Tra queste non poteva mancare Apple. Il colosso di Cupertino ha di fatto già operato una rivoluzione nel mercato musicale con il celebre iPod, ed ovviamente non poteva lasciarsi scappare un simile business. Uno dei concorrenti più agguerriti è Spotify, soprattutto in relazione alla qualità del servizio offerto.

Non deve dunque stupire la mossa operata dal colosso di Cupertino qualche giorno fa. Apple ha infatti assunto Steve Savoca, un nome sconosciuto ai più, ma che ha rappresentato una figura chiave in Spotify fino ad agosto 2016. Stiamo infatti parlando della persona che gestiva i rapporti con le etichette discografiche, uno dei punti chiave di un servizio di streaming musicale.

Savoca svolgerà la medesima funzione in Apple Music, con un particolare focus verso le etichette minori ed indipendenti. Ed è proprio in questo settore che il colosso di Cupertino si appresta ad operare una piccola rivoluzione. Uno dei punto di vantaggio di Spotify infatti, almeno fino ad oggi, è stata la presenza a catalogo di una serie di contenuti di nicchia, estremamente apprezzati dagli appassionati in ambito musicale.

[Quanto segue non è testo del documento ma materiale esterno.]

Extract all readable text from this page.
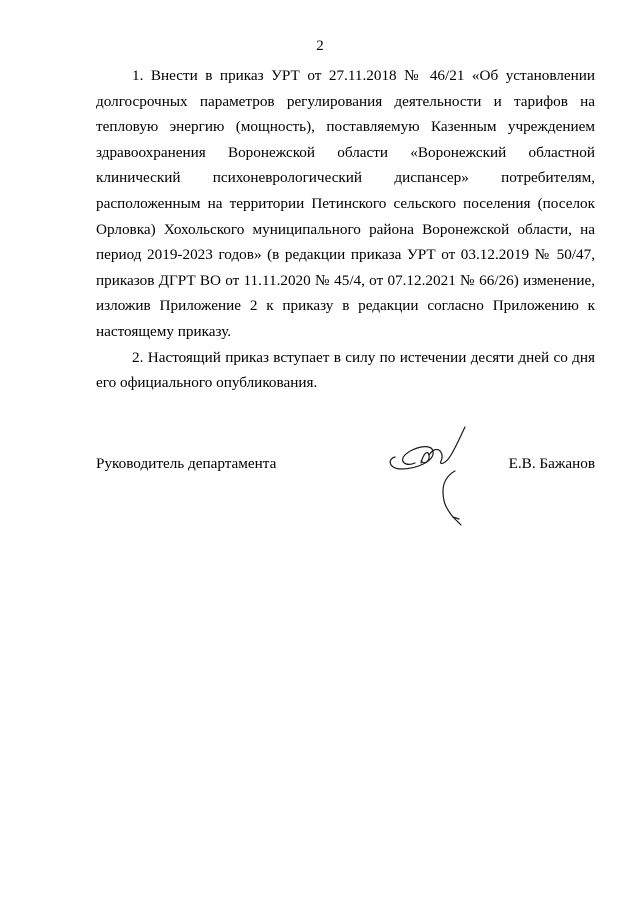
2

1. Внести в приказ УРТ от 27.11.2018 № 46/21 «Об установлении долгосрочных параметров регулирования деятельности и тарифов на тепловую энергию (мощность), поставляемую Казенным учреждением здравоохранения Воронежской области «Воронежский областной клинический психоневрологический диспансер» потребителям, расположенным на территории Петинского сельского поселения (поселок Орловка) Хохольского муниципального района Воронежской области, на период 2019-2023 годов» (в редакции приказа УРТ от 03.12.2019 № 50/47, приказов ДГРТ ВО от 11.11.2020 № 45/4, от 07.12.2021 № 66/26) изменение, изложив Приложение 2 к приказу в редакции согласно Приложению к настоящему приказу.

2. Настоящий приказ вступает в силу по истечении десяти дней со дня его официального опубликования.

Руководитель департамента	Е.В. Бажанов
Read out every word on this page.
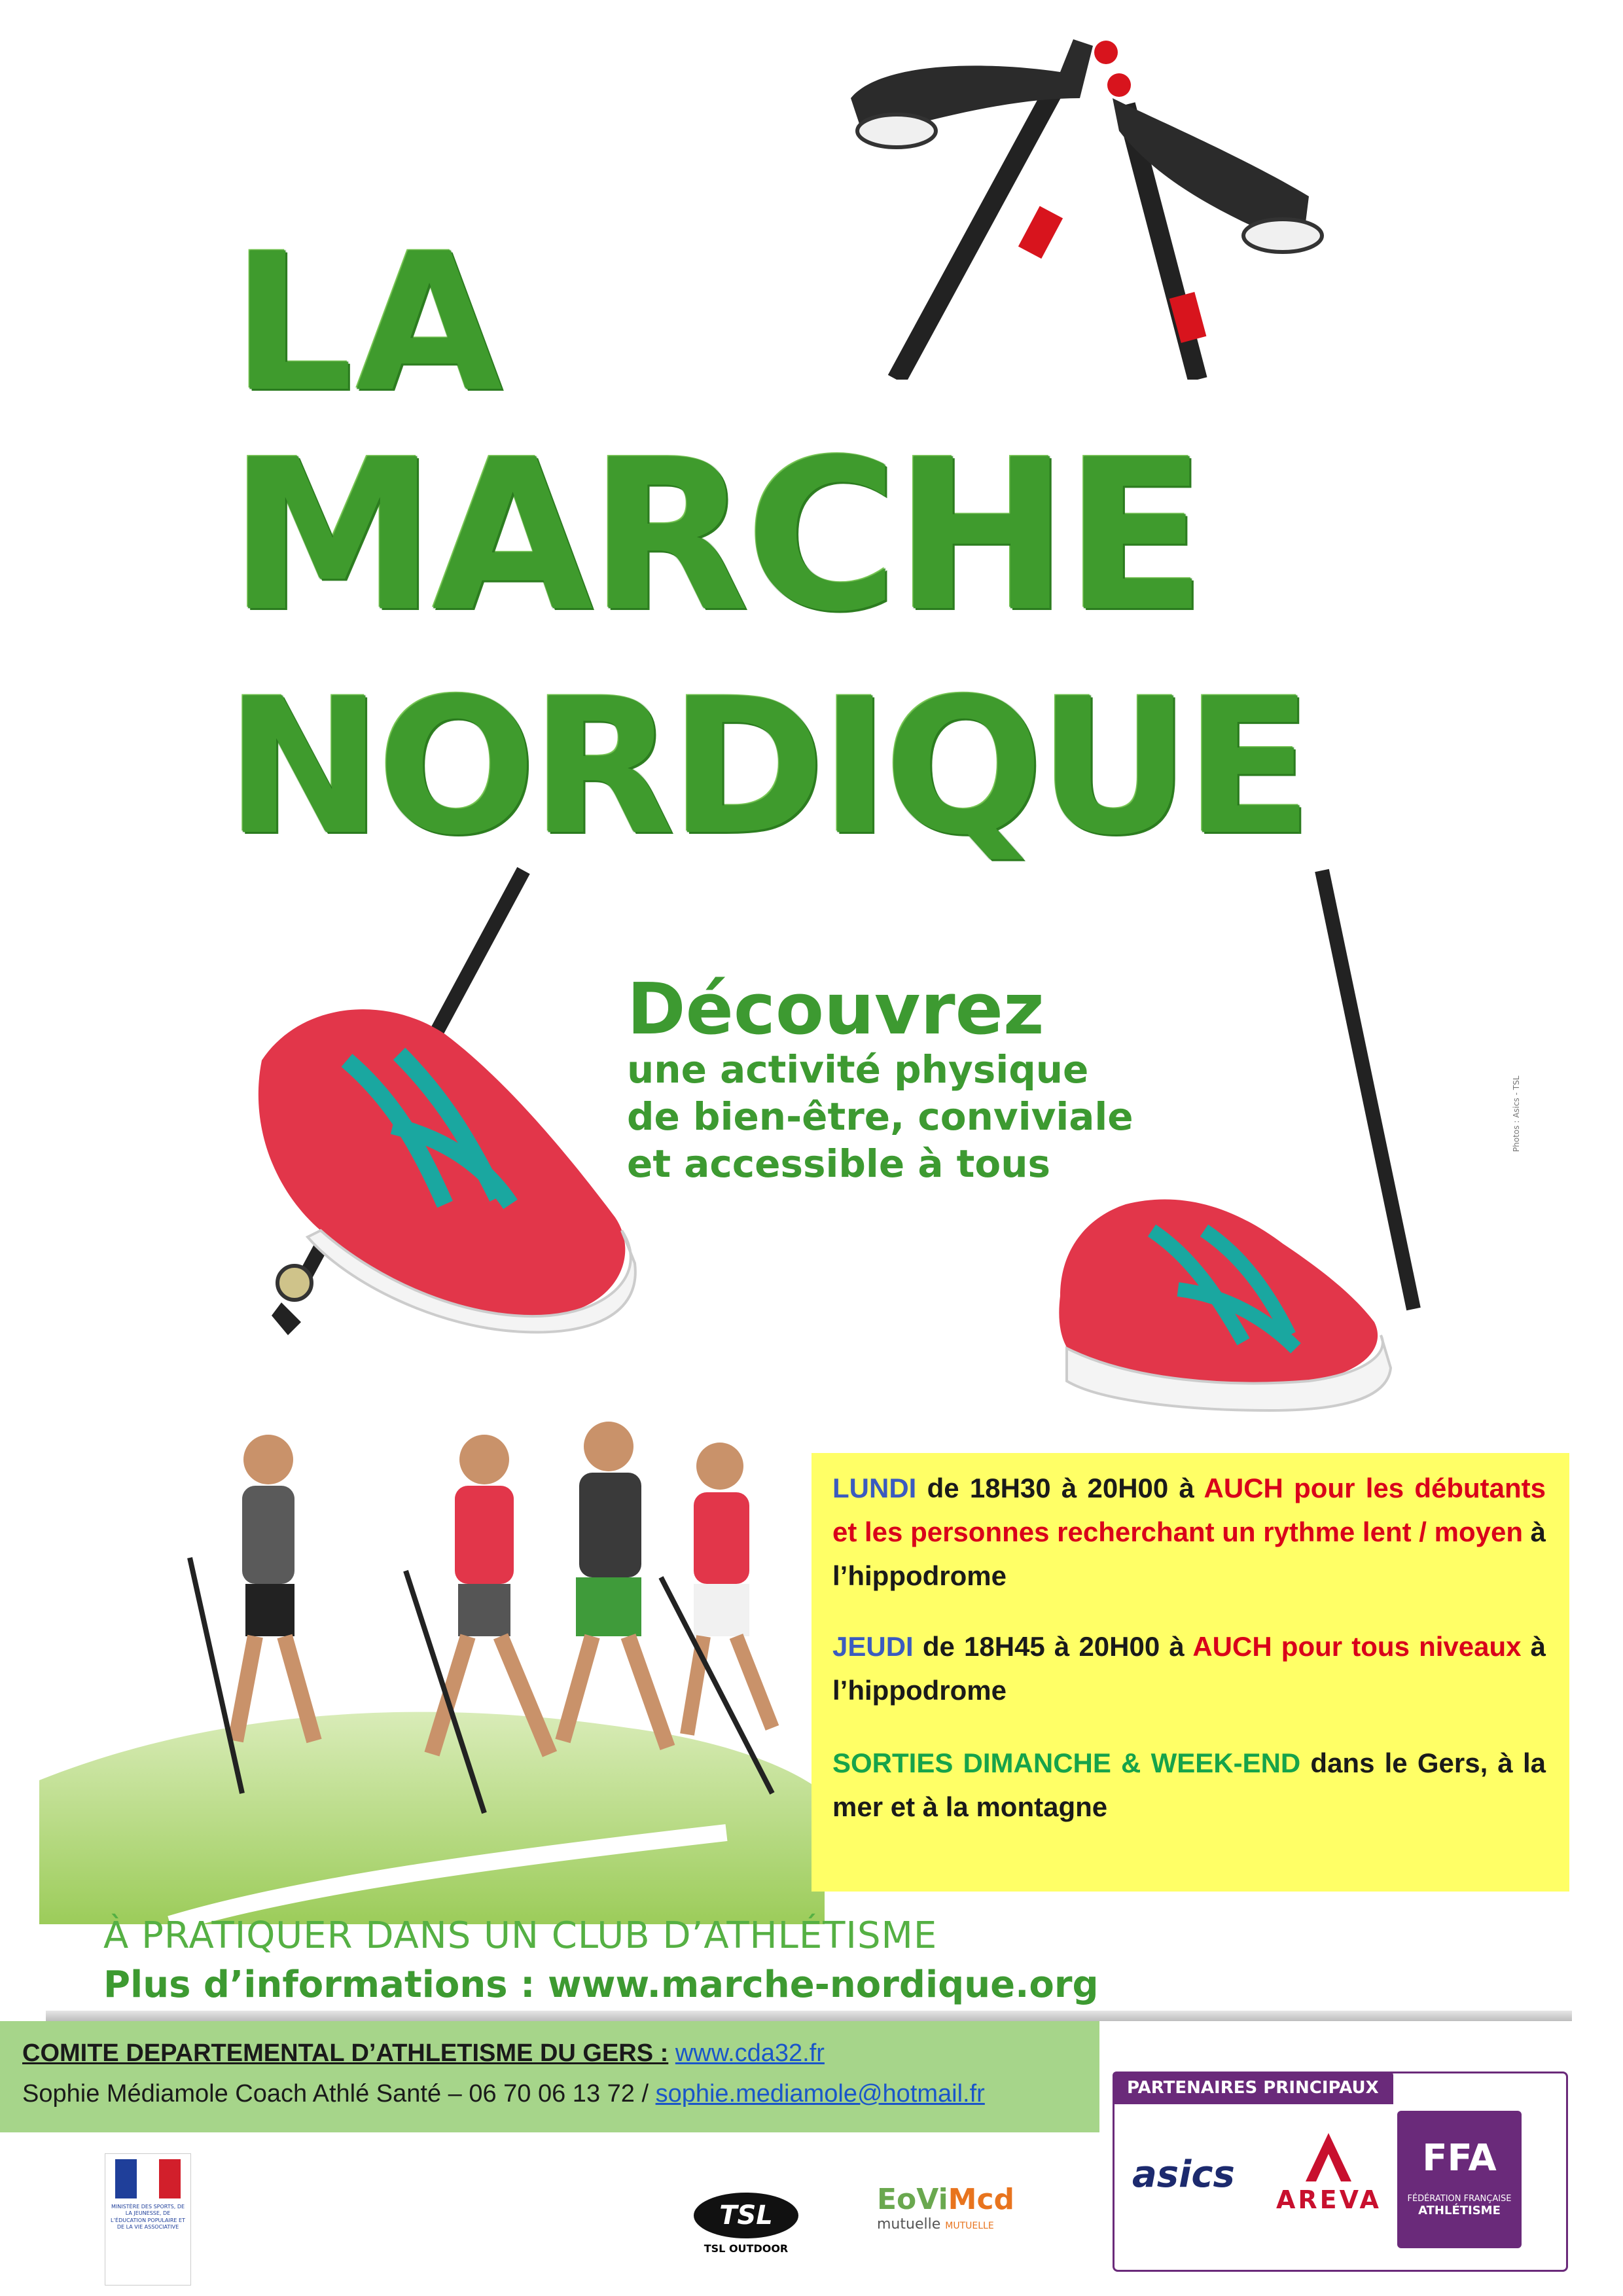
LA
MARCHE
NORDIQUE
Découvrez
une activité physique
de bien-être, conviviale
et accessible à tous
Photos : Asics - TSL

LUNDI de 18H30 à 20H00 à AUCH pour les débutants et les personnes recherchant un rythme lent / moyen à l’hippodrome

JEUDI de 18H45 à 20H00 à AUCH pour tous niveaux à l’hippodrome

SORTIES DIMANCHE & WEEK-END dans le Gers, à la mer et à la montagne

À PRATIQUER DANS UN CLUB D’ATHLÉTISME
Plus d’informations : www.marche-nordique.org
COMITE DEPARTEMENTAL D’ATHLETISME DU GERS : www.cda32.fr
Sophie Médiamole Coach Athlé Santé – 06 70 06 13 72 / sophie.mediamole@hotmail.fr	PARTENAIRES PRINCIPAUX
asics
AREVA
FFA
FÉDÉRATION FRANÇAISE
ATHLÉTISME
MINISTÈRE DES SPORTS, DE LA JEUNESSE, DE L’ÉDUCATION POPULAIRE ET DE LA VIE ASSOCIATIVE	TSL
TSL OUTDOOR
EoViMcd
mutuelle MUTUELLE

Apple dunque si appresta ad arricchire in maniera determinate il catalogo del proprio servizio di streaming musicale. A questo punto sarà molto interessante verificare quelli che saranno i progressi, in termini economici, che Apple Music registrerà sotto la gestione di Savoca. Questo però, come sempre, potrà dircelo solo il tempo.